Uno degli scopi della scienza - e che dovrebbe essere anche della politica - è quello di facilitare il più possibile il benessere dei cittadini, fisico o economico che sia. Non mi pare debba essere solo l'obiettivo della scienza ma anche della politica quello di creare le condizioni per il miglior benessere per tutti i cittadini. Eppure, almeno in Italia, si rischia l'immediato scivolamento nel dibattito terrorizzante, che esprime un irrazionale sospetto della scienza in quanto tale, una paura del futuro, una volontà di sentirsi più sicuri guardando indietro. Io sento sempre dire, al di là di qualunque prova scientifica, che i prodotti naturali sono sani. Uno si sforza di dire che non è che basta essere naturale, per essere sano. Ci sono prodotti che sono naturali, ma che sono all'origine di epidemie di colera - tutta naturale, per carità - ma l'assioma naturale-sano è un assioma che non regge. Naturale vuol dire naturale e sano vuol dire un'altra cosa. Per questo ritengo che questo tipo di dibattito debba uscire dai corridoi dei chierici e degli esperti per coinvolgere sempre più i cittadini. 

Don Benzi dice: «Sì, c'è una grande interferenza della Chiesa, ed è bene che sia così». Non la invento io quest'interferenza, la si sa, la si conosce, la si vive, ma il problema, mi pare, non è solamente italiano, ma è un problema ormai che si pone anche a livello internazionale. 

A parte questo, io credo sia necessario organizzare una risposta, una battaglia di libertà che abbia in sé la componente scientifica e la componente politica. Insomma, si tratta a mio avviso di organizzare una battaglia di libertà sul territorio internazionale, che deve vedere insieme scienziati, cittadini - nel senso di utenti, consumatori, pazienti e relative famiglie - e politici. Credo che la proposta fatta da Marco Cappato, cioè di valutare se esistono le volontà, le risorse umane, le capacità di mettere insieme questo congresso permanente, questa specie di foro di attività permanente che, muovendosi nei paesi in cui è più necessario, cerchi di divulgare una visione della scienza meno terrorizzante, tentando soprattutto di riportare il dibattito a quello che è e non agli orrori che ci vengono descritti e che cerchi anche di affrontare un tema che, secondo me, è fondamentale: quello della laicità. Nel mio paese sempre di più quello che è ritenuto peccato per alcuni sta diventando reato; per tutti e, sempre di più, «io non lo farei» sta diventando «tu non lo devi fare». 
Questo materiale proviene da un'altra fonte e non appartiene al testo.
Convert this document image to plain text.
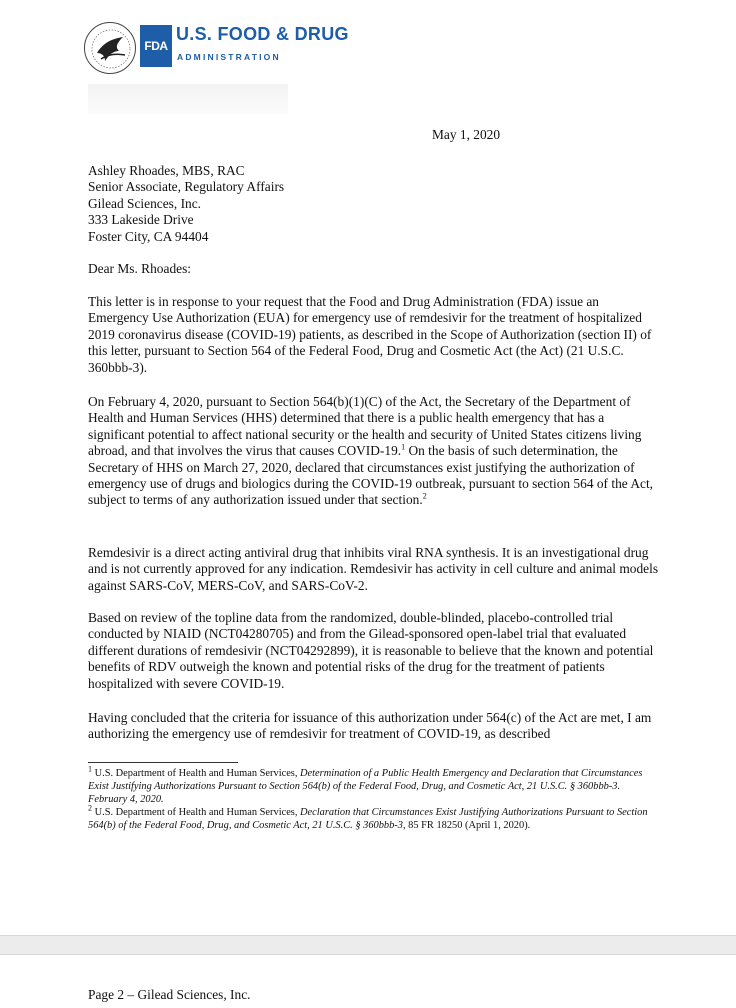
FDA
U.S. FOOD & DRUG
ADMINISTRATION
May 1, 2020
Ashley Rhoades, MBS, RAC
Senior Associate, Regulatory Affairs
Gilead Sciences, Inc.
333 Lakeside Drive
Foster City, CA 94404
Dear Ms. Rhoades:

This letter is in response to your request that the Food and Drug Administration (FDA) issue an Emergency Use Authorization (EUA) for emergency use of remdesivir for the treatment of hospitalized 2019 coronavirus disease (COVID-19) patients, as described in the Scope of Authorization (section II) of this letter, pursuant to Section 564 of the Federal Food, Drug and Cosmetic Act (the Act) (21 U.S.C. 360bbb-3).

On February 4, 2020, pursuant to Section 564(b)(1)(C) of the Act, the Secretary of the Department of Health and Human Services (HHS) determined that there is a public health emergency that has a significant potential to affect national security or the health and security of United States citizens living abroad, and that involves the virus that causes COVID-19.$^1$ On the basis of such determination, the Secretary of HHS on March 27, 2020, declared that circumstances exist justifying the authorization of emergency use of drugs and biologics during the COVID-19 outbreak, pursuant to section 564 of the Act, subject to terms of any authorization issued under that section.$^2$

Remdesivir is a direct acting antiviral drug that inhibits viral RNA synthesis. It is an investigational drug and is not currently approved for any indication. Remdesivir has activity in cell culture and animal models against SARS-CoV, MERS-CoV, and SARS-CoV-2.

Based on review of the topline data from the randomized, double-blinded, placebo-controlled trial conducted by NIAID (NCT04280705) and from the Gilead-sponsored open-label trial that evaluated different durations of remdesivir (NCT04292899), it is reasonable to believe that the known and potential benefits of RDV outweigh the known and potential risks of the drug for the treatment of patients hospitalized with severe COVID-19.

Having concluded that the criteria for issuance of this authorization under 564(c) of the Act are met, I am authorizing the emergency use of remdesivir for treatment of COVID-19, as described

$^1$ U.S. Department of Health and Human Services, Determination of a Public Health Emergency and Declaration that Circumstances Exist Justifying Authorizations Pursuant to Section 564(b) of the Federal Food, Drug, and Cosmetic Act, 21 U.S.C. § 360bbb-3. February 4, 2020.

$^2$ U.S. Department of Health and Human Services, Declaration that Circumstances Exist Justifying Authorizations Pursuant to Section 564(b) of the Federal Food, Drug, and Cosmetic Act, 21 U.S.C. § 360bbb-3, 85 FR 18250 (April 1, 2020).

Page 2 – Gilead Sciences, Inc.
In questo, evidentemente, poco davvero rispettosi delle credenze altrui, per chi le ha. Certo non è facile organizzare uno strumento, una campagna, che sappia essere presente in modo adeguato ed efficace anche a livello internazionale, però io credo che questa dimensione transnazionale sia necessaria per essere efficace. Si dice sempre che l'Europa non ha competenza primaria (ma poi, che siano i fondi per la ricerca scientifica, che sia qualche altro strumento, di fatto, interviene su materie come queste).Il mio augurio è che, a partire da oggi, anche a livello di Parlamento Europeo, tentiamo tutti insieme di vedere se è possibile dare un contributo a questo foro.